Grant realizes they are “challenging us,” because they want to find their missing eggs. For some reason they think Amanda has them. Because she’s the lone female? One raptor snouts and barks at her–a standout moment for the raptor robot operating crew.
Grant digs out the two eggs from Billy’s pack, where he also finds the 3D printout of a raptor’s resonating chamber. He tries to become a dinosaur. Grant’s raptor sounds confuse the creatures. We know they are smart and can clearly see he’s the one making the sounds, and yet…they are fooled. Grant calls for help and they run away, but not before taking the eggs.
Now there’s nothing keeping them from the coast, where they discover that Ellie has called in an entire Marine Corps battalion or something plus one guy with a suit and bullhorn. While they are in Costa Rica, Costa Rica is famous for not having a military.

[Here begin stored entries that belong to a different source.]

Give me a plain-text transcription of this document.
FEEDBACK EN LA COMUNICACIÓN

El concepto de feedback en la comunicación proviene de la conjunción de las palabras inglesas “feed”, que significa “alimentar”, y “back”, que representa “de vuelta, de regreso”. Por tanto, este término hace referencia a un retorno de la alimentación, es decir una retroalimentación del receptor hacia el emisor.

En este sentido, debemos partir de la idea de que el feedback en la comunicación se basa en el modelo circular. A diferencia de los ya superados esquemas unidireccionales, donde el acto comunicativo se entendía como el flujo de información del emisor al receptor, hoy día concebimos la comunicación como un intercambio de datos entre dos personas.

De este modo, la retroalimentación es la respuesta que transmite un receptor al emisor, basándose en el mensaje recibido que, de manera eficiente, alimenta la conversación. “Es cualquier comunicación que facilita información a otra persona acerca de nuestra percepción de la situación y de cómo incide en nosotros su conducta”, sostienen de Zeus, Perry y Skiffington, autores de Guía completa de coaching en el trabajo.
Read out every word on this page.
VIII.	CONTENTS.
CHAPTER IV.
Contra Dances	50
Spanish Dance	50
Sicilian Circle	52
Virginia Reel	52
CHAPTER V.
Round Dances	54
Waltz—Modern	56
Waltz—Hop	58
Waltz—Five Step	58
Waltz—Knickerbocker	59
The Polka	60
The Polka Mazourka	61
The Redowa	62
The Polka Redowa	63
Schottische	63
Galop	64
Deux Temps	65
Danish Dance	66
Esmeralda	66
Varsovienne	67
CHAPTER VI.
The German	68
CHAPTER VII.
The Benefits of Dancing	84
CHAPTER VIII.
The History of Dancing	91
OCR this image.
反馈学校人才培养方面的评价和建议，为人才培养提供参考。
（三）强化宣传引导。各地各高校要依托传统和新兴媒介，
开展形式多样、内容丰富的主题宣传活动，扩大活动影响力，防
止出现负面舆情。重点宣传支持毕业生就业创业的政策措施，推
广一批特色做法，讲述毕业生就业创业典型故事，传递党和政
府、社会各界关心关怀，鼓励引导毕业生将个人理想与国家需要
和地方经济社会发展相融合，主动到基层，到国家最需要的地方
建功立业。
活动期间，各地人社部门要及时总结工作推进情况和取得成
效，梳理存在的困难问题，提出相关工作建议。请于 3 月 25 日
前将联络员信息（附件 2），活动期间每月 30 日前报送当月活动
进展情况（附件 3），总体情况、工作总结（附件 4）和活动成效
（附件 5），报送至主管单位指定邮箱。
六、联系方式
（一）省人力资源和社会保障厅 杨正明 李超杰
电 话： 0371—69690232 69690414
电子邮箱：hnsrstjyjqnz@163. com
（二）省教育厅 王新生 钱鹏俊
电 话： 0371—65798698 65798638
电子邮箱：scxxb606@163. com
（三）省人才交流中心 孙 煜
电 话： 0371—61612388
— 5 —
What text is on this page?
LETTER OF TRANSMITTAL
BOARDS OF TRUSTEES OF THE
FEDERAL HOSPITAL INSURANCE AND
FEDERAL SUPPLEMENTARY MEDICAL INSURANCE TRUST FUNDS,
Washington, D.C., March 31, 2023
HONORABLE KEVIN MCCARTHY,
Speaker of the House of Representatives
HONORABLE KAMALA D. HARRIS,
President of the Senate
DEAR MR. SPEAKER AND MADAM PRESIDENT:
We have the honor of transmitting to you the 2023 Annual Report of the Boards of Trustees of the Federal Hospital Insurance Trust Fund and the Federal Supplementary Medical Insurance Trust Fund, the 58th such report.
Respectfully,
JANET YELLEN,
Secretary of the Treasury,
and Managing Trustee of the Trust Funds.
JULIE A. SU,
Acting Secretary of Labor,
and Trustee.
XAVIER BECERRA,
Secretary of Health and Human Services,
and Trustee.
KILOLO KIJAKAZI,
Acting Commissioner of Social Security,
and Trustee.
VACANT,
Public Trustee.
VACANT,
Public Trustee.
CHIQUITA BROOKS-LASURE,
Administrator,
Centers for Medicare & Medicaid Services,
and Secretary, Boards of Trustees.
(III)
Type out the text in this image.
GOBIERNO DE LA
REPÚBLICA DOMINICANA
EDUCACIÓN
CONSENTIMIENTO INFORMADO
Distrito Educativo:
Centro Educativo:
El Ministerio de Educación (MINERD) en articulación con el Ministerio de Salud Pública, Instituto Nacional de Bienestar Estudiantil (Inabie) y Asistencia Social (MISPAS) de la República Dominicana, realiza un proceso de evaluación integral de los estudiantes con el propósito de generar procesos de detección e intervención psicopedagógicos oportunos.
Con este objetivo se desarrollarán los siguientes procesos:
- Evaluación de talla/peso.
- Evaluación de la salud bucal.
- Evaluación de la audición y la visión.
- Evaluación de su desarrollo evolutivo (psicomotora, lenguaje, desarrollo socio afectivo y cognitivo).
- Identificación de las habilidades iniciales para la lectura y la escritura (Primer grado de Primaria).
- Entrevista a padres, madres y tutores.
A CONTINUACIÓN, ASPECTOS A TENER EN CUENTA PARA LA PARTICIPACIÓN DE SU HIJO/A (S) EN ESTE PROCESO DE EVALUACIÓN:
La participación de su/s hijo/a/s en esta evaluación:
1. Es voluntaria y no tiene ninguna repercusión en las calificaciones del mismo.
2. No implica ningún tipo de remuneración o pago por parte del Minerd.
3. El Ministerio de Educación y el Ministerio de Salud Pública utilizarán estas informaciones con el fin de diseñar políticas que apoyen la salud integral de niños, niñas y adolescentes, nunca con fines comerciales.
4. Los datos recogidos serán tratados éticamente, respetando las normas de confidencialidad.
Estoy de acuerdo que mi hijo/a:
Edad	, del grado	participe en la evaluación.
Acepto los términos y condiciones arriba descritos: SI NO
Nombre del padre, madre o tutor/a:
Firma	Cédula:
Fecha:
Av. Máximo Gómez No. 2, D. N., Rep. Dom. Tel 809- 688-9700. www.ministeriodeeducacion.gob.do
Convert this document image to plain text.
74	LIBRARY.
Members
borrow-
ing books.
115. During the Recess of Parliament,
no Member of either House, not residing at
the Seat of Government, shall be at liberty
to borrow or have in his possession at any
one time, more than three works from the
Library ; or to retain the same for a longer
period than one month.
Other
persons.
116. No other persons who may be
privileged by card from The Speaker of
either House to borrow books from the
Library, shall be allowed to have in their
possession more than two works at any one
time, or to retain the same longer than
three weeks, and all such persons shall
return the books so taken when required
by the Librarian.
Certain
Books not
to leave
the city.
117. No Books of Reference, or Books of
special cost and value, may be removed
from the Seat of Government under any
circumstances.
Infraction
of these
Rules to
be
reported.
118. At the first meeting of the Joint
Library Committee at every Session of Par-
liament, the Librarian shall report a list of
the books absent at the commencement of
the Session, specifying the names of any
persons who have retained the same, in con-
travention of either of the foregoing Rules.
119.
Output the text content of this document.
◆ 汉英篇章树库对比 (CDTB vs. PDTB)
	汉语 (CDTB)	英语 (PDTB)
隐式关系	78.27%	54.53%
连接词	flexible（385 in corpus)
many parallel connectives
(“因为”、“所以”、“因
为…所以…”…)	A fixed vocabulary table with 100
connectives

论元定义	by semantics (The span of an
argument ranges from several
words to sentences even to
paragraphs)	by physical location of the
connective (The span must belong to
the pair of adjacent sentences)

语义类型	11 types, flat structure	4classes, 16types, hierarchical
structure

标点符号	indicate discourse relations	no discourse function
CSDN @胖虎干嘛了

These guys must be Americans. Where did they come from? How does Ellie have that kind of pull? These questions are not answered. Instead, try a Navy commercial, the ones with the red push pins all over the globe. One of those push pins came and got them.
Also Billy survived.
When Sam Neill delivers your comedic lines, you have a problem.
It was pretty funny when Billy showed up, out of nowhere, alive.
The characters explore more of the Site B island. In a tense scene they enter a rusted bird cage, also known as an aviary, if you care to refer to these dinosaurs as proto-birds.
Eric survived eight weeks inside a tanker truck on its side. The characters also visit a hatchery, where they find all the eggs have hatched.
Gone are the giant Spielberg sets. More than one scene is obviously green-screened, and that’s too bad. Still, you can’t beat tropical forests, no matter what else is happening onscreen.
“This is how you play God.” Solid line from Grant, served up easily to him. Everything that the series could say about real, live dinosaurs was said in the first two movies.
At least the black guy wasn’t the first person to die.
- Why does every JP movie have a child in danger?
- Shoutout to 3D printing decades before it was popular.
- At least three people died to save Eric.
Summary (20/68): 29%
The third and most forgotten entry in the Jurassic franchise, Jurassic Park III is also its briefest. Are these coincidences? I get the sense that the filmmakers thought up some new dinosaurs and needed a script to accompany it. JP3 made less money in its run than Jurassic World made in three days.
Throw some money at Sam Neill and call it a day. It’s telling that Jeff Goldblum and Julianne Moore didn’t show up and Laura Dern barely showed up for what everyone thought would be the series’s final entry.